Shetamia Taylor, the black Texas mother who was wounded during last week’s deadly ambush of Dallas police officers during a Black Lives Matter protest, has vowed to participate in another demonstration. Taylor, who is currently in a wheelchair after she was shot in the leg while trying to escape and shield one of her sons from the gunfire, wants to set an example for her boys, ages 12 through 17, who were all with her on Thursday night at what was supposed to be a peaceful protest.
“I don’t want them to think that I am a quitter, because I am not,” she announced at an emotional news conference on Sunday, according to the Associated Press. While she protected one son, another two were able to get to safety after the shooting started, and one boy found refuge with another mother at the protest, 33-year-old Angie Wisner, who took care of the teenager until they could determine what happened to Taylor. Wisner and Taylor finally met on Sunday, after Taylor had gotten out of surgery. Said Wisner, holding back tears following the meeting, “Honestly I don’t see myself as a hero. I see myself as a mother. Any mother would have did what I’d done.”

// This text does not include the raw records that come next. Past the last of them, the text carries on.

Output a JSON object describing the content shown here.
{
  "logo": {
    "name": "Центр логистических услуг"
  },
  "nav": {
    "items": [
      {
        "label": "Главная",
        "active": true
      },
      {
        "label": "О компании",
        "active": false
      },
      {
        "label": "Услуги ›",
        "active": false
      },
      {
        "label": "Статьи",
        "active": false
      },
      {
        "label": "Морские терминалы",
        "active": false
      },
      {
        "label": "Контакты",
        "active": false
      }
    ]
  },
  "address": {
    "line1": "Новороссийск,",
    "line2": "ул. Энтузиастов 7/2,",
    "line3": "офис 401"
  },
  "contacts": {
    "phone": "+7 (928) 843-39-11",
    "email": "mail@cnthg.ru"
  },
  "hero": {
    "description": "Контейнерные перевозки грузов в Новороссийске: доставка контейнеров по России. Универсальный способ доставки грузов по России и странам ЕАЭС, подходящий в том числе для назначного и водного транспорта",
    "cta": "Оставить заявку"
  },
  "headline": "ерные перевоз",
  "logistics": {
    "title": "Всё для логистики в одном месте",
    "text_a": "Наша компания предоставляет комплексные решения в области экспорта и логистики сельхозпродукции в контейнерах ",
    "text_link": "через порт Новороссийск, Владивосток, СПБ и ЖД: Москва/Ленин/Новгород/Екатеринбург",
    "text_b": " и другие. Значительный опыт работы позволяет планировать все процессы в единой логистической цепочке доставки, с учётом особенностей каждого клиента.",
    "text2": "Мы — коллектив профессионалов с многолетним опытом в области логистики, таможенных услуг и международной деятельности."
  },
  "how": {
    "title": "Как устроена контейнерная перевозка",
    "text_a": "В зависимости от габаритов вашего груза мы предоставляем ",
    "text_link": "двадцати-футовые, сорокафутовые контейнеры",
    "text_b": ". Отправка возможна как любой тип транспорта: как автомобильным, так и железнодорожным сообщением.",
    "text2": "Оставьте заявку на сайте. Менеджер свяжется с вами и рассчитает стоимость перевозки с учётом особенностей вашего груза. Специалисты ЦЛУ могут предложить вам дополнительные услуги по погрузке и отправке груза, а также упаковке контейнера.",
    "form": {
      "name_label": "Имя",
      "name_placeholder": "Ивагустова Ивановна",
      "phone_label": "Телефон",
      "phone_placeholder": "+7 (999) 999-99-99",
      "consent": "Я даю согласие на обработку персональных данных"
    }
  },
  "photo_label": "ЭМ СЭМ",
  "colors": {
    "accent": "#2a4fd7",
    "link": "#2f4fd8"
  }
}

Speaking of heroes, Taylor devoted most of her press conference to thanking the Dallas police for what they did that night, noting that just as she tried to shield her son, police officers assembled to shield them both.
“They had no regard for their own life. They stayed there with us. They surrounded my son and I,” Taylor explained, “and I saw another officer get shot right in front of me.”
“I never had an issue with police officers,” she added, “If anything [Thursday night] made my admiration for them greater.”
In perhaps the most heartbreaking moment of the press conference, Taylor broke down when recounting how she was in the same room with a pair of officers when one told the other that a colleague had been killed, and how she was suddenly forced to reconcile that tragedy with her own happiness that she and her family were safe.
Watch Taylor further express her appreciation, and recount what happened, herself:
Doctors say it will be two to three months until she can put weight on her injured leg again.